Combined long-term treatment with an LHRH agonist and a pure antiandrogen blocks androgenic influence in the rat.

Daily administration for 5 months of the potent LHRH agonist (D-Ser(TBU)6, des-Gly-NH2(10)) LHRH ethylamide (250 ng) in combination with the pure antiandrogen RU23908 (5 mg) to adult male rats causes a marked inhibition of ventral prostate and seminal vesicle weight to 9% and 15% of control, respectively. At the doses used, owing to readjustments of the pituitary-testicular axis, neither treatment alone has an effect on prostate weight and exerts only minimal inhibitory effects on seminal vesicle weight. Whereas treatment with the LHRH agonist alone markedly inhibits testicular LH and PRL receptor levels, the antiandrogen alone stimulates the concentration of the two receptors and reverses the inhibitory effect of the LHRH agonist treatment on LH receptors. Treatment with the LHRH agonist decreases plasma PRL levels, whereas the antiandrogen increases the concentration of circulating LH and FSH by 250%. Treatment with the LHRH agonist decreases the concentration of testosterone and its precursors of the delta 4-pathway while stimulating 5 alpha-reductase activity in both the absence and presence of simultaneous treatment with the antiandrogen.
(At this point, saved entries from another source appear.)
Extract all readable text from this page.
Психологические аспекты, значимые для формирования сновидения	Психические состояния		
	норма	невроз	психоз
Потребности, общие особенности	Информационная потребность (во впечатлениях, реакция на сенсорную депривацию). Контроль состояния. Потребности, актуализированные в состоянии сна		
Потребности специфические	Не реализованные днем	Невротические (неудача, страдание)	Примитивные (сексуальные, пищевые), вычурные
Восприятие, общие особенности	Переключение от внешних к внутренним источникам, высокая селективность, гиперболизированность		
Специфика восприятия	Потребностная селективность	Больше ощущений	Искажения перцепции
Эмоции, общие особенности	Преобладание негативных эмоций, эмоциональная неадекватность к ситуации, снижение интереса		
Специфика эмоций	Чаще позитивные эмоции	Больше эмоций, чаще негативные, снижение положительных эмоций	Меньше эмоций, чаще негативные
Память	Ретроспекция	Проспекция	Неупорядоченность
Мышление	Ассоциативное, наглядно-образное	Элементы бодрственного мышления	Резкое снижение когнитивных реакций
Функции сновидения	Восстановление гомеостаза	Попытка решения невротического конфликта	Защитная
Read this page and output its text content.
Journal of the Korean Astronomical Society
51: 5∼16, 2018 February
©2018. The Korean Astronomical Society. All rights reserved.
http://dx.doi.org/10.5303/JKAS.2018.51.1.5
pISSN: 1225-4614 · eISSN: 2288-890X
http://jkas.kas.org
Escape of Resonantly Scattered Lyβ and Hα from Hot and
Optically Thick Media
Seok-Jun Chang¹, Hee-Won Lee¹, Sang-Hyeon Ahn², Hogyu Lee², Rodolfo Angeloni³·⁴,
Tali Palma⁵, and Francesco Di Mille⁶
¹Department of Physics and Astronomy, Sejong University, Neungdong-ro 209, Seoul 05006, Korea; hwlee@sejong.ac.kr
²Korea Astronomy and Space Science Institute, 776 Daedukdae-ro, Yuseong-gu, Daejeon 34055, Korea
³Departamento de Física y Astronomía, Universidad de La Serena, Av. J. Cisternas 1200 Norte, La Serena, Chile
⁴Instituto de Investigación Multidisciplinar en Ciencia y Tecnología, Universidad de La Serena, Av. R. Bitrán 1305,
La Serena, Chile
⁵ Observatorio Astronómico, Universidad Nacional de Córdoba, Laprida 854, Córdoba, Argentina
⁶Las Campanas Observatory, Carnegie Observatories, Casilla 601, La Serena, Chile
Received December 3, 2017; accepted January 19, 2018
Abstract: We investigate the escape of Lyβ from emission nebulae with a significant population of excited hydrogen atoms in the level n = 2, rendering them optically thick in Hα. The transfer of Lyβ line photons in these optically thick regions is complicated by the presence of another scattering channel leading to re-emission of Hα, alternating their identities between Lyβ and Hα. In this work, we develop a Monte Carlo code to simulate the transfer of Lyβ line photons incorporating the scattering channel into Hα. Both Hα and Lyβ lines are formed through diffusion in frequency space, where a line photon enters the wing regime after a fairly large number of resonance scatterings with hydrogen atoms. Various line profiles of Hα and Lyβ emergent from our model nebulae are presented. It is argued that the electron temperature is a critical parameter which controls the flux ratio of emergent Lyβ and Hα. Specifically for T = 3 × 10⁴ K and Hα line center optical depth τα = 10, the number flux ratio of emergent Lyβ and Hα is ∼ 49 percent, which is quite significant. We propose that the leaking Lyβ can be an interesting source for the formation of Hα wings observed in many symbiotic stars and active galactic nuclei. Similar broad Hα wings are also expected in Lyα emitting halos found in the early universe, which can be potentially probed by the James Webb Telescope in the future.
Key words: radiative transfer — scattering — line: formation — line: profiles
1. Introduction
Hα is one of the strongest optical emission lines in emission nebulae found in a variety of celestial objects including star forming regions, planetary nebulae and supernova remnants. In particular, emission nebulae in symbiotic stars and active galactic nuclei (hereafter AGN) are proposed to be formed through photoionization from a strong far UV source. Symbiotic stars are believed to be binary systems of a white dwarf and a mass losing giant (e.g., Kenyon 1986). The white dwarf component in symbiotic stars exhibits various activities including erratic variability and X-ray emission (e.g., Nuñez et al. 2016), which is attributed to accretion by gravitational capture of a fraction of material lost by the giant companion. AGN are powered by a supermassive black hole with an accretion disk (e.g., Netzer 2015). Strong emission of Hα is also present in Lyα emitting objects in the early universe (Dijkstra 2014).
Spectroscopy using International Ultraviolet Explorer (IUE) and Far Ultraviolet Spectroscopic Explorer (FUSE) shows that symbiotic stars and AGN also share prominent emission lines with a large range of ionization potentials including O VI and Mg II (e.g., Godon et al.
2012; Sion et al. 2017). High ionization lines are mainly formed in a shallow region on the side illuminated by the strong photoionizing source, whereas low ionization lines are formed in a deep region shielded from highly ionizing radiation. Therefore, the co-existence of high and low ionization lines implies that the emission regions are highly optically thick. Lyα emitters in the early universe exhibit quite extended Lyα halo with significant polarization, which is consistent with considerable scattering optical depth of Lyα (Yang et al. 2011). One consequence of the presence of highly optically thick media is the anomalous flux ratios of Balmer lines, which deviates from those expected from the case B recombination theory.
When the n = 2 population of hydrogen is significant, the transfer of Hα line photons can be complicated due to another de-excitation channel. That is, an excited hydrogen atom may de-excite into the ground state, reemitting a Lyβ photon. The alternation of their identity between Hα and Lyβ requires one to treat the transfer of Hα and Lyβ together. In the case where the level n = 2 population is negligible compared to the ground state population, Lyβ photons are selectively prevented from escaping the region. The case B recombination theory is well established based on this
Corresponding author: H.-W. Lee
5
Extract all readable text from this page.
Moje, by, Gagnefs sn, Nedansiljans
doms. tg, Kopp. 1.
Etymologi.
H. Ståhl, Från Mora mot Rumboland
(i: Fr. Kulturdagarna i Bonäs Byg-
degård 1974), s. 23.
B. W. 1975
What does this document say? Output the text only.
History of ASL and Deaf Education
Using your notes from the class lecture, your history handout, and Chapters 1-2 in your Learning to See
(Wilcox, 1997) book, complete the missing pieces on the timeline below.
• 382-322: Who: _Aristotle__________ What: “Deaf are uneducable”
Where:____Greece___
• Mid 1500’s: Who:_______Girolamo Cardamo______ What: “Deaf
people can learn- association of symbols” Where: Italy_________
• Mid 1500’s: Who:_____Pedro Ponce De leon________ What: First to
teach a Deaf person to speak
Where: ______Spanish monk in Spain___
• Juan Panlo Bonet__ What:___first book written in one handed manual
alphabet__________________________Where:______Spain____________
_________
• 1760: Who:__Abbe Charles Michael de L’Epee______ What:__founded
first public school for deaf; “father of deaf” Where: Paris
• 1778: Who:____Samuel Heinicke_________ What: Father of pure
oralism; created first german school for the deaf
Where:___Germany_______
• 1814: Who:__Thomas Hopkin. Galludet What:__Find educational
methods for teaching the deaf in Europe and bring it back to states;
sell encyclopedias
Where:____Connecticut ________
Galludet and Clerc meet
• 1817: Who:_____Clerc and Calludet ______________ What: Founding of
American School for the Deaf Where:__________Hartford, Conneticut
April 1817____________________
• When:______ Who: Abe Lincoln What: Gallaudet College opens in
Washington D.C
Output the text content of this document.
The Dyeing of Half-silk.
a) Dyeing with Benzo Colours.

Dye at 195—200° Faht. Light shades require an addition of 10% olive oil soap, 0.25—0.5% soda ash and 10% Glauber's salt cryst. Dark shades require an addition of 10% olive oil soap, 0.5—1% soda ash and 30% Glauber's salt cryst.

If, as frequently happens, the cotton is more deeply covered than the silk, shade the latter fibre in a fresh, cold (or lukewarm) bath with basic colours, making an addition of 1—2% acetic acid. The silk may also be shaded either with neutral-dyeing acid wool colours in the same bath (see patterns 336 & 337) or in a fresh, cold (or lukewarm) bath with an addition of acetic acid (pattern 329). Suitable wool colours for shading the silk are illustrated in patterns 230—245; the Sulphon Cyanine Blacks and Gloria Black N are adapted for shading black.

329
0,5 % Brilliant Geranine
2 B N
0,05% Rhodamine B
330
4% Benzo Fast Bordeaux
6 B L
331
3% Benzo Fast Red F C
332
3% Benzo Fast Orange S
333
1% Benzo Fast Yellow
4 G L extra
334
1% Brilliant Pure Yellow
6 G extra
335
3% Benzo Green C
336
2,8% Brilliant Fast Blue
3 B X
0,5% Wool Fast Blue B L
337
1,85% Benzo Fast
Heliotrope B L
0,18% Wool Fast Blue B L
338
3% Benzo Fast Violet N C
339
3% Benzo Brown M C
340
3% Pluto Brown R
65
The present data show that blockage of the delta 4-steroidogenic pathway induced by treatment with an LHRH agonist prevents the escape phenomenon observed during long-term treatment with a pure antiandrogen, and permits maximal inhibitory effects of the two treatments on secondary sex organ weight. Such combined treatment with an LHRH agonist (to block androgen formation) and an antiandrogen (to neutralize remaining androgens of testicular and adrenal origin) should be the hormonal therapy of choice in prostatic carcinoma.